Ten things I believe about Spiritual Care:

  1. I believe spiritual care must be financially accessible. All of my offerings are offered at a sliding scale with an openness to bartering and trading.

  2. I believe spiritual care must uphold the client’s agency. It is not my place to force my perspective of the spiritual world onto another person. I hold space and witness the spiritual reality as it is unfolding within the life of my client.

  3. I believe spiritual care is about liberation. If your spiritual care is perpetuating oppressive ideologies and systems of harm, then it is not care. It is abuse. Any spiritual tradition, just like people, can do harm and perpetuate violence. We must be mindful practitioners oriented towards collective liberation.

  4. I believe spiritual care feels therapeutic, but it is not a substitute for therapy. Spiritual care can be an experience of healing for many people. But it is not therapy, nor should it be used as a replacement for therapy. Though it is a compliment.

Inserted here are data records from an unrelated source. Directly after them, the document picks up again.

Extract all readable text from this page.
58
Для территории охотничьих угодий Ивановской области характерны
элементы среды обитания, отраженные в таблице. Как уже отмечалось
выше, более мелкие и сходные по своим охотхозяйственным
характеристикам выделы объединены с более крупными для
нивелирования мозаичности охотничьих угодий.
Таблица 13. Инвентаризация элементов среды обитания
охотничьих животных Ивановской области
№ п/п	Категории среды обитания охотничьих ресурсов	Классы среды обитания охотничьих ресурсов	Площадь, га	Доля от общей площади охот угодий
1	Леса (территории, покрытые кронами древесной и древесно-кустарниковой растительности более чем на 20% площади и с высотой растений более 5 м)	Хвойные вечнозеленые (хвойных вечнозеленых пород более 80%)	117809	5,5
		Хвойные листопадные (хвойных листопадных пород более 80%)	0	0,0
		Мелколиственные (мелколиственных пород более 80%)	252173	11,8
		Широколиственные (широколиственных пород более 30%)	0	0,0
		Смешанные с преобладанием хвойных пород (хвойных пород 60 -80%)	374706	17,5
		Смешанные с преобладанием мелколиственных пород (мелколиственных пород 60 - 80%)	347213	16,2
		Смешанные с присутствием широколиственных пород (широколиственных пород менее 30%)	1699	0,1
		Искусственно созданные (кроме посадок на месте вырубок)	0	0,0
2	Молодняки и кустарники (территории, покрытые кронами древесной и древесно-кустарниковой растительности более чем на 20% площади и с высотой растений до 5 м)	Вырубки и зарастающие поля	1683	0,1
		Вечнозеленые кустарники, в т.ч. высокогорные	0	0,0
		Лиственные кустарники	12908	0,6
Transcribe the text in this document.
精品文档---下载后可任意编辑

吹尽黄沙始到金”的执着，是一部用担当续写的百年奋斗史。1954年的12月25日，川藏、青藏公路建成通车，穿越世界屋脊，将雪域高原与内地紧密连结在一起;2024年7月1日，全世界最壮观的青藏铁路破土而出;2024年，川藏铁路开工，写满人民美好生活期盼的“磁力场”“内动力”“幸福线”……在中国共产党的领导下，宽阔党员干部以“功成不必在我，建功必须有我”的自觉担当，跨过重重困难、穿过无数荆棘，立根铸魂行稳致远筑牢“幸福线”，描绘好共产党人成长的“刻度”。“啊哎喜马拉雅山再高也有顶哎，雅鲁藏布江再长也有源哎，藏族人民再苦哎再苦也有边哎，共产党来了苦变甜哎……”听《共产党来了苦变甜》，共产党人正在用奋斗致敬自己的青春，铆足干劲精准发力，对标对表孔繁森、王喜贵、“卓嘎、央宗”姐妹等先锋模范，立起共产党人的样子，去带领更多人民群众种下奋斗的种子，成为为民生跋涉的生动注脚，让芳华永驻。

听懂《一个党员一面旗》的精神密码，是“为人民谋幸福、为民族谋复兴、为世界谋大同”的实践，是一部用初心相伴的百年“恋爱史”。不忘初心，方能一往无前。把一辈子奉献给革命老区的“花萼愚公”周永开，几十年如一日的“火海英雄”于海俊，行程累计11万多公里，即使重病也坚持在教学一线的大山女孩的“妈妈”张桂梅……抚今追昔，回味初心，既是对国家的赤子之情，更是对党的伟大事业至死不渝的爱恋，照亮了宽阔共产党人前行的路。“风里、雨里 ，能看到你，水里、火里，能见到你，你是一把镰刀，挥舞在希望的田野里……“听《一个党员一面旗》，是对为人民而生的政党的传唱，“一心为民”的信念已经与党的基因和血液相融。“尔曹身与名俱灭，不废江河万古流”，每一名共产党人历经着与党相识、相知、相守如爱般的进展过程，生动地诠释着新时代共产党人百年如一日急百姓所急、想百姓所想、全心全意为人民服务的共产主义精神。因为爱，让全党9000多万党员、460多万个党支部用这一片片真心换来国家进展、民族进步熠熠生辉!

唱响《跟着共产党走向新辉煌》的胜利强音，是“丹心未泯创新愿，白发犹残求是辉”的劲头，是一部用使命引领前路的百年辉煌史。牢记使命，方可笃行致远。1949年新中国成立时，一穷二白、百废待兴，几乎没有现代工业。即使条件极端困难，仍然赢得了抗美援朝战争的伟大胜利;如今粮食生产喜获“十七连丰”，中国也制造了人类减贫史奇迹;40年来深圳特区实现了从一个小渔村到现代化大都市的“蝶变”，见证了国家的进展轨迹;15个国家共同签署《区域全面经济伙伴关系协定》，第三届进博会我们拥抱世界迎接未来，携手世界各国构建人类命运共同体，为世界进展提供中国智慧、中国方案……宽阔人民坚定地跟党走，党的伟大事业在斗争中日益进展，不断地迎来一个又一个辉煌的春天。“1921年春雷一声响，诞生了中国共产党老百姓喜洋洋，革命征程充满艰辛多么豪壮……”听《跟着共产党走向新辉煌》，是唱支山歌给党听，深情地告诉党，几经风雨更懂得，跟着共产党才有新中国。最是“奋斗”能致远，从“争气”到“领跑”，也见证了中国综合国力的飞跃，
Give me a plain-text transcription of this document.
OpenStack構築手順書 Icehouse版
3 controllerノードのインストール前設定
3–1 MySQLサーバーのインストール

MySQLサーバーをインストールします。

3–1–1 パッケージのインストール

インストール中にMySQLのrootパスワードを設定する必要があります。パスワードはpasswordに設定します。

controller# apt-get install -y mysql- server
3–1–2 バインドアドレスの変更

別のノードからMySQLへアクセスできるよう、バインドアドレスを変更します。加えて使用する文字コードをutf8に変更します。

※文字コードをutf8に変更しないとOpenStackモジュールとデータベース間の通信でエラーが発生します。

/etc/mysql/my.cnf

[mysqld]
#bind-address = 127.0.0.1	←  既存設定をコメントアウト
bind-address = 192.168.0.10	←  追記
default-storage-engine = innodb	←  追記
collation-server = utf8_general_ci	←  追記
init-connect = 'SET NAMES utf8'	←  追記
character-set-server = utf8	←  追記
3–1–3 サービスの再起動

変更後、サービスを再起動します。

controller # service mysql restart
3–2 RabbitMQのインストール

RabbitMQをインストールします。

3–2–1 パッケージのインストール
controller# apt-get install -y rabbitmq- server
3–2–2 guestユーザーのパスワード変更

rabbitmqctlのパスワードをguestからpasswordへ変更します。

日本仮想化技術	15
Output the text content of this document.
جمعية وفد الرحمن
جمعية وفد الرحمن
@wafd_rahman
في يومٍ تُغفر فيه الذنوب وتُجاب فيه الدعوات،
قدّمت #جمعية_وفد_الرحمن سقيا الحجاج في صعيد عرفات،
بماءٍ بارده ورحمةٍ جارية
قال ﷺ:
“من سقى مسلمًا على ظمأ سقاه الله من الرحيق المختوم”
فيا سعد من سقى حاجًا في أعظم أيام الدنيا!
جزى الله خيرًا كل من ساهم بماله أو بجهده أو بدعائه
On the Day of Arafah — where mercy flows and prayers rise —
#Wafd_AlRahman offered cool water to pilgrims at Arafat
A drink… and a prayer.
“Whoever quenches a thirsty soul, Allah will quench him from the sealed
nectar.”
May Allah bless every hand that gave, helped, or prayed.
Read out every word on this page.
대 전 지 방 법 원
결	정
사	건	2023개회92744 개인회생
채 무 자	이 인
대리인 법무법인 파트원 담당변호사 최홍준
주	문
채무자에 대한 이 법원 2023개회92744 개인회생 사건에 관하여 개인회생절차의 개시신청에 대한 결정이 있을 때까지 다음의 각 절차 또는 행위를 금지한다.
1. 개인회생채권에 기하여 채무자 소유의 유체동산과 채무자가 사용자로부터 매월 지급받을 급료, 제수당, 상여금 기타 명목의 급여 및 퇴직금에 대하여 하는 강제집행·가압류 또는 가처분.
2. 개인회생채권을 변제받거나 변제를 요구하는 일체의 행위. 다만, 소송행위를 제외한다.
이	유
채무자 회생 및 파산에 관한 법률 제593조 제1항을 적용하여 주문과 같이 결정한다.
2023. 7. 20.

  5. I believe spiritual care holds a critical conversation around “healing.” I do not call myself a healer because that is not a word used in the traditions I carry, and I have immense respect for healers who continue to build the lineages and legacies of their traditions. I am also skeptical of the ableist, misogynistic, queerphobic, transphobic, racist, and fatphobic histories of “spiritual healing.” So, when I use the word “healing,” I am talking about the integration of one’s life experiences with their body, mind, and soul, that roots them in resiliency. I am not talking about “perfection,” “true self,” or “who we are suppose to be.”

  6. I believe spiritual care is about connection. Spirituality, as it’s been studied thus far, is proven to connect us to our sense of self, to others in our lives, to the collective reality, and to that which is larger than everything else (that which we might call “the Universe,” “Energy,” “God,” “Spirit,” or “the Divine”).

  7. I believe spiritual care does not require a belief in “God.” To find healing and empowerment through vulnerability and connection does not require a certain ascription to an organized religion. Many of the folks I serve don’t have a rigid or firm belief in any organized system of faith.

  8. I believe spiritual care can be joyful and absurd and queer! Often times, spiritual care conversations arrive out of moments of loss, grief, death, and trauma and that is true. Spiritual care, historically, has been the container for the emotions and experiences that are deemed “too much” by the secular world. And to that point, there is also joy, laughter, absurdity, and celebration in moments of spiritual care. Spiritual care is a paradox of “too much” emotions Grief-filled Joy, Laughing Sorrow, Celebration in the midst of Trauma and Pain. This paradox is just one of the mysteries of this work. Spiritual care is also queer in that it often opens the doors to the unexpected, the bizarre, the vulnerable, the horizons that we can never quite catch. It defies easy definitions and provides us with mystery.

  9. I believe spiritual care is about witnessing one’s life, not solving problems. In our capitalist world, we are taught to be problem solvers, and to solve problems as fast as possible. Spirituality does not seek to solve our problems. Spirituality, and spiritual care, is about witnessing our life, acknowledging and meeting the challenges and problems, and reflecting on our journeys as we move with them at whatever pace we move at.

  10. I believe spiritual care is an ever changing, twisting, turning, and unfolding journey, where the moment you think you have the path figured out the world twists and turns like a kaleidoscope. And you have to find your path all over again.